Il fait partie des sommets mythiques de l’île. Si le Monte Cintu est le plus haut, le Paglia Orba est (avec le Monte Rutondu paraît-il) le plus beau. Et bien entendu une telle merveille se mérite et nous voilà bien loin de la gentille petite balade familiale du dimanche avec cette ascension. Cette randonnée est longue (huit heures pour le premier sommet et neuf en tout pour le second) et demande donc de l’endurance, un minimum d’équipement et l’absence totale de vertige. Sur la fin en effet, il y a quelques passages qui s’apparentent à de l’alpinisme. Voilà aussi pourquoi nous ne nous sommes pas aventurés seuls sur ce chemin très peu cairné sur les derniers passages, la présence et les conseils de notre guide Stéphane se sont révélés aussi agréables que nécessaires.

Le rendez-vous a été fixé au virage du fer à cheval, après Calacuccia en direction du col de Verghju à 7 heures 30. Rendez-vous matinal donc mais qui s’explique facilement par la longueur de la randonnée et le peu d’ombre sur le trajet. De plus, découvrir en arrivant sur le village de Calacuccia au détour d’un virage le Paglia Orba, Le monte Cintu et les Cinque Fratti dans la lumière du matin vaut bien de se lever un peu tôt, faites-en vous même l’expérience.
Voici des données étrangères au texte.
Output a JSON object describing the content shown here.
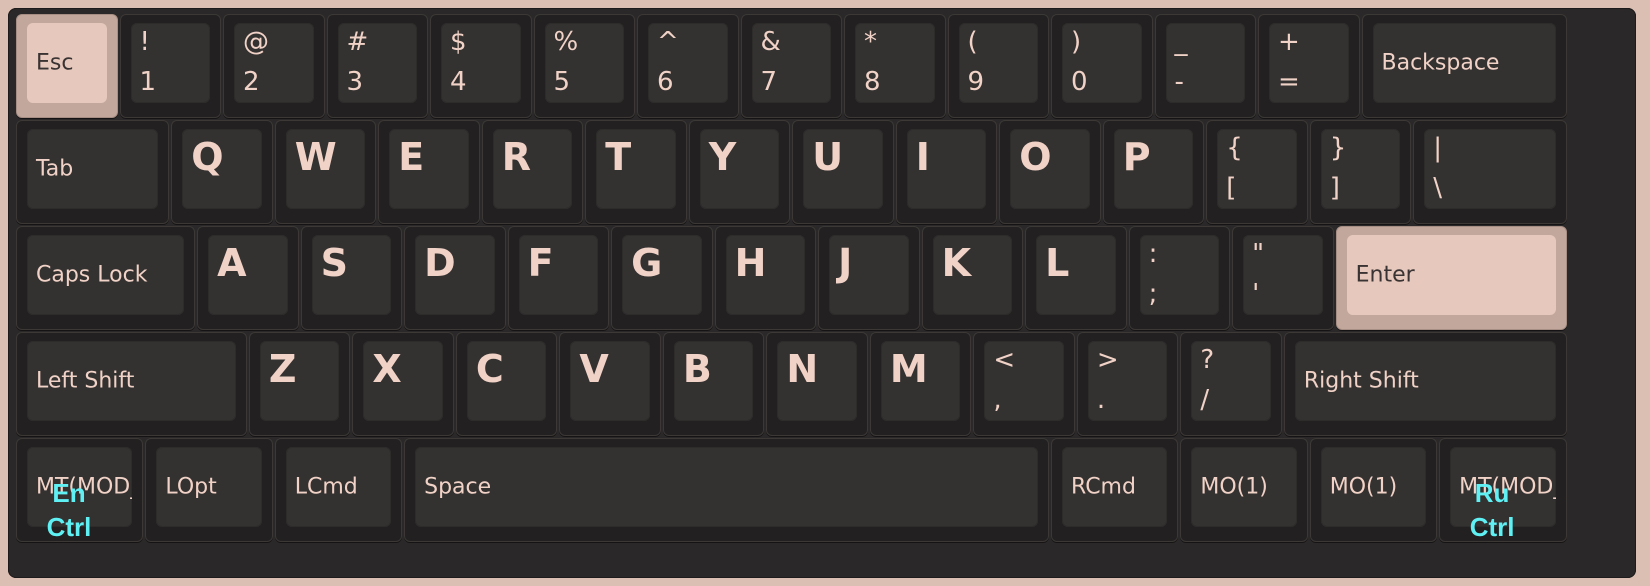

La première partie s’effectue sous les pins de la forêt de Valduniellu et très vite l’on rejoint une première bergerie où l’on peut trouver des boissons et du fromage. Une première passerelle enjambe ensuite le Golu qui naît plus haut dans le Niolu et que l’on suit durant tout cette portion où il hésite encore entre vasques, marmites et piscines. Pas de temps pour la baignade aujourd’hui mais nous y sommes retournés une autre fois pour une journée farniente à la rivière d’une tout autre nature…

Nous rencontrons par la suite les ruines d’autres bergeries, petite halte et nous repartons vers le refuge de Ciuttulu di i Mori, ça grimpe plus sec mais l’oeil du Tafunatu nous surveille et le Paglia Orba se détache sur la droite. C’est après le refuge que les choses se corsent (sans mauvais jeu de mots…). Le chemin sur la gauche conduit au Tafunatu, l’accès se fait par une vire très étroite et très dangereuse: elle a quelques morts à son actif… Nous nous contenterons d’admirer l’animal en grimpant sur le sommet en face. L’accès au Paglia Orba demande sur cette partie de l’attention, de la concentration, il faut s’aider des mains sur quelques passages et heureusement que le guide est là pour assurer les prises et le chemin à prendre. Le spectacle est grandiose et s’ouvre de Piana au phare de la Revelatta. Encore quelques raidillons à gravir et nous voilà parvenus au premier sommet. Quelques efforts de plus et un peu d’escalade pour le véritable sommet qui culmine à 2525 mètres d’altitude. Le point de vue sur le massif du Cintu vaut bien tous les efforts consentis. Dois-je vous dire que le panorama est splendide là haut? C’est le moment d’un pique- nique réconfortant en compagnie des chocards qui, en ce début de saison, semblent contents des reliefs de repas laissés par les randonneurs. Quel luxe que cette pause sur le toit de l’île, l’on se sent tout petit dans cet espace majestueux. Le temps d’en prendre plein les yeux et de se remettre en route par le même itinéraire avant de prendre une variante qui passe par le GR20 et qui surplombe la vallée par laquelle nous sommes montés avant l’arrivée au refuge. Une très belle journée, fatigante mais qui offre un instant d’éternité, bien précieux.